Because the Democratic “coalition” is so diverse, it’s more diffuse than the GOP, and difficult to marshall all its potential forces. Factions too easily divert into pet issues, worthy as they may be, or into a premature self-satisfaction, or tempered anxiety, which leads to creeping passivism.

“Nothing Personal” was a project of creative activism between Jewish photographer Richard Avedon and African-American novelist and essayist James Baldwin. Race relations and civil rights were primary subjects of the book. In this Avedon photo from the new edition of the 1964 book, the photographer merged the two men’s identities by creating a half-mask of Baldwin (who was unavailable at the time) beside Avedon’s own face. Courtesy the Richard Avedon Foundation and Taschen Books.

But do not forget the “rough beast” slouching toward Bethlehem. The town, of course, signifies the birthplace of the greatest modern prophet, the wise and holy man whose teachings and sacrifice are too-often forgotten or perverted by modern Christians. I am convinced that Yeats would’ve agreed with another common phrase these days, that “democracy is not a spectator sport.” I hope I don’t sound self-righteous. Believe me, I don’t think I’ve done enough to make a difference for the sake of our democracy. You do what you can, then try to do a little more.

And those who are in the crucial game, which will lead to these pivotal 2018 midterm elections and the 2020 presidential, need to exercise smarts as much as passion. So, too-simplistic protest rhetoric such as “Abolish ICE,” seems unwise, and plays into the Trump playbook about “radical Dems” not caring about national security and happy to allow anyone across the border, as false as that narrative may be. Trump clearly has turned his incessant lies and false narratives into a rumbling P.R. strategy, undercutting progressive continuity, baiting the press and feeding his rabid base. Where does this end?

We need a strong, intelligent and compassionate border security agency. But we also need something far better than the intolerably cruel and half-assed “zero tolerance” southern border immigration policy of the Trump administration.

Ultimately, we need the most engaged citizenry possible, the most voters possible, to represent the truest political will of “We the people.” We also need oversight and safeguarding of our election system, so that it is not corrupted or perverted by any nefarious forces, either foreign or domestic.

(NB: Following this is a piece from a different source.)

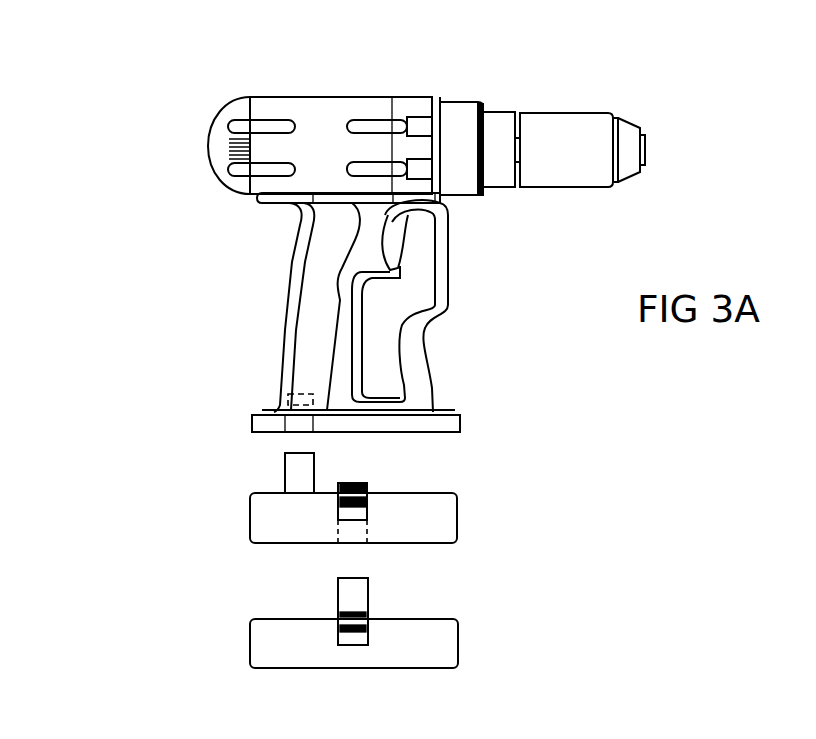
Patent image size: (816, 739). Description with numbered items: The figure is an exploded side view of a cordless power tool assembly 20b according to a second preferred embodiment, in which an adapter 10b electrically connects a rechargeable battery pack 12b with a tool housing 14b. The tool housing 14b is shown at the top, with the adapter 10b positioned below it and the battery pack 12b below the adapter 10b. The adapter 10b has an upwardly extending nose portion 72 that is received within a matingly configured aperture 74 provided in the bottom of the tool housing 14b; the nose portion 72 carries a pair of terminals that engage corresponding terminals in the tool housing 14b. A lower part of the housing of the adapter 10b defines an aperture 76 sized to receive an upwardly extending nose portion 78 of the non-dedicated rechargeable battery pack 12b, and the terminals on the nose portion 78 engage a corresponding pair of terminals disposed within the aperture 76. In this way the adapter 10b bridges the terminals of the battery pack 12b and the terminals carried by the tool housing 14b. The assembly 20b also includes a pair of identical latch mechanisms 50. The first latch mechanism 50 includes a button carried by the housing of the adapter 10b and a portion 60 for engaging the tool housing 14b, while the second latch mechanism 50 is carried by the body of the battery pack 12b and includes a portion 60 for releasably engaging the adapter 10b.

These sorts of human failing are not new. Yeats’ poem also describes “twenty centuries of stony sleep,” since the actual birth of Christ, a perhaps too-sweeping indictment of humanity, but here we allow him some poetic license. 3
Nevertheless, today there is absolutely no excuse for another four months, much less another week or day, of stony sleep.

_______

1. My discursion into poetics will not do any justice here to Avedon’s and James Baldwin’s powerful, vivid media-meld in the re-issued Nothing Personal. I’ve seen all the photos but haven’t read Baldwin’s text yet. His text should reveal some of his own parallel or explicit implications of Yeats’ poem. Baldwin and Avedon, who knew each other since high school, seemed extremely simpatico artists – thus the unusual collaboration. (New edition cover below, courtesy Los Angeles Times and Taschen Books) 

2. Richard Ellman, The Identity of Yeats, Oxford University Press, 1964, 259

3. William Butler Yeats, All quotes from the poem “The Second Coming,” from The Collected Poems of W.B. Yeats, A New Edition, Collier Books, 1989, 187.